Les jours passaient sans ennui véritable mais aussi dans un train-train qui devenait de plus en plus pesant pour moi. La fin d'après-midi était consacrée aux mathématiques. J'ouvrais un de ses livres de classe et tentais quelques explications. Il ne se dérobait pas souvent, faisant même parfois preuve d'intérêt pour la beauté d'une formule ou la subtilité d'un théorème de géométrie.

Gérard avait insisté pour que je continue à occuper sa chambre. À ma grande surprise, ni sa mère, ni Gaston ne s'y étaient opposés.

Tous les matins, nous allions au village pour le petit- déjeuner café-croissant qu'il insistait pour payer et l'après-midi, c'était la plage et une longue baignade. Depuis fin juin, l'été était exceptionnel, la température n'était jamais descendue en dessous des vingt degrés et le ciel restait invariablement bleu. Je bronzais à vue d'œil et Gérard se livrait de plus en plus.

Certaines soirées, nous restions longtemps à bavarder couchés sur nos lits.

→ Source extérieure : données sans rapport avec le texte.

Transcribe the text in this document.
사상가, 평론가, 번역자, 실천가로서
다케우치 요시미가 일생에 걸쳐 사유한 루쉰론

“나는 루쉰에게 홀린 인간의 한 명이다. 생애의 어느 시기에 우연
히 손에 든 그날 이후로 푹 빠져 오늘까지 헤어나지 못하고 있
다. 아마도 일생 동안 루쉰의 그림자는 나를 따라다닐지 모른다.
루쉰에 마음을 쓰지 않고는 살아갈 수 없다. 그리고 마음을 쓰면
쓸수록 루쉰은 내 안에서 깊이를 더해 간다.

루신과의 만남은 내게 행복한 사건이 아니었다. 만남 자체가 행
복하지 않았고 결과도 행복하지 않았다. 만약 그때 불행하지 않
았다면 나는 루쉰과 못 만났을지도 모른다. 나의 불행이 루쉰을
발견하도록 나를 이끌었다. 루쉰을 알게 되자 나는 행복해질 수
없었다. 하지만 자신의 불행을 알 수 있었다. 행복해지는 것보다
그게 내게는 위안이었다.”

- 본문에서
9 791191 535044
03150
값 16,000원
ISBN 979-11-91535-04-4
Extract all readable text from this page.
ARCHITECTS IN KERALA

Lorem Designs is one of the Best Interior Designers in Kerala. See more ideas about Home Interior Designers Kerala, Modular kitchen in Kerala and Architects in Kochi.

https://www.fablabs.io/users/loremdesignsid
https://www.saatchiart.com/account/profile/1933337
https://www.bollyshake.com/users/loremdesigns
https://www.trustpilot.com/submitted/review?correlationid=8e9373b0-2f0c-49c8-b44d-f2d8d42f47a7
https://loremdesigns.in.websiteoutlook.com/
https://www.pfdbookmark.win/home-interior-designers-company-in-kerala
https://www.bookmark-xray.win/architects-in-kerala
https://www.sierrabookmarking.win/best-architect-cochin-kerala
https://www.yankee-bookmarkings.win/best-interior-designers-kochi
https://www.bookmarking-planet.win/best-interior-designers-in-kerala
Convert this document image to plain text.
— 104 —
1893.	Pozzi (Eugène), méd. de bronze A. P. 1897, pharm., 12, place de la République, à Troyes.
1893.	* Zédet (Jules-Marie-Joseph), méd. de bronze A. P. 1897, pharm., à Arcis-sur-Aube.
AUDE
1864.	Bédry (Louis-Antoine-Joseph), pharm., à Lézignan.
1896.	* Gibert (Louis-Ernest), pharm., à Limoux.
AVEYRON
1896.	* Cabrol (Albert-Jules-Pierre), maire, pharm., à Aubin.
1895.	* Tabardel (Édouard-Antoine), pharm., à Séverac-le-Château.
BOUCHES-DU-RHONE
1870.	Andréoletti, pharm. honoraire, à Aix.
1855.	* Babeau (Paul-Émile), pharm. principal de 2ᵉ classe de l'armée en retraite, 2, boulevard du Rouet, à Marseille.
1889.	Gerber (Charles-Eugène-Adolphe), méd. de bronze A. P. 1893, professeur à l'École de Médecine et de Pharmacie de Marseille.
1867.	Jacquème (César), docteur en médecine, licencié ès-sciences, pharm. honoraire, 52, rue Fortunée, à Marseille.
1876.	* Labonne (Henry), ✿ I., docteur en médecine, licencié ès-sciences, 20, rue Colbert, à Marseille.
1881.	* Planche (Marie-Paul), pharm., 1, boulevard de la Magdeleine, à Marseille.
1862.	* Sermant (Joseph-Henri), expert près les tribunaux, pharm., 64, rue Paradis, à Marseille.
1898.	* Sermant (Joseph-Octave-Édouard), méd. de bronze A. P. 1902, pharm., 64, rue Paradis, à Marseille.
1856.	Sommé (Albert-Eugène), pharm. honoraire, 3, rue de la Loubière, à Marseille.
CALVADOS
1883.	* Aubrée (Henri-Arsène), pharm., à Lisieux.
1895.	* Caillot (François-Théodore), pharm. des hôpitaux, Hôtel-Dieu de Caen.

Nous parlions aussi bien d'histoire que de littérature. Gérard se disait attiré par Rimbaud comme beaucoup d'adolescents de son âge. Et le fait que je m'appelais Arthur ne le laissait pas indifférent.

Un soir où nous étions bien fatigués de notre journée, Gérard me proposa de nous coucher plus tôt. Le soleil avait été particulièrement généreux ce jour-là et la chaleur qui régnait dans la chambre m'incita à dormir en bermuda. Comme chaque soir, je me suis couché le premier et sans dire un mot, il s'est glissé derrière moi et j'ai senti que, comme moi, il avait troqué son pyjama contre un simple slip. Ses mains caressaient mon dos et mes épaules. J'ai frissonné.

J'étais revenu quelques années en arrière, je sentais les mains de Sophie sur moi, ses baisers enflammés, sa peau nue contre mon corps. Oh, Sophie ! Laisse-moi encore te caresser, t'embrasser. Sophie, mon amour ! J'aime te sentir, j'aime sentir ton parfum, j'aime te voir nue près de moi, offerte et pourtant si sage ! Le souvenir de nos étreintes ne s'est pas estompé avec le temps, Sophie. Tu es toujours là, près de moi, prête à te donner ou à me prendre… La nuit chaude m'enveloppait dans une volupté parfaite.

Puis Gérard s'est reculé et après m'avoir simplement souhaité une bonne nuit, il est retourné dans son lit. J'ai à peine répondu et je suis tombé endormi.

Le lendemain, Gérard m'a longuement expliqué qu'il ne savait vraiment pas pourquoi il avait fait cela, qu'il regrettait, qu'il me demandait pardon. Qu'il était vraiment malheureux avec des parents si lointains. Qu'il ne voyait qu'une solution à son avenir, c'était le suicide…

J'ai essayé de l'en dissuader, lui montrant les beautés de la nature, les amitiés qu'il pourrait avoir au long de sa vie. Qu'il était joli garçon et que les filles ne manquaient pas. Qu'il trouverait un jour le grand amour et que tout ce qu'il vivait aujourd'hui lui semblerait si dérisoire qu'il en rirait.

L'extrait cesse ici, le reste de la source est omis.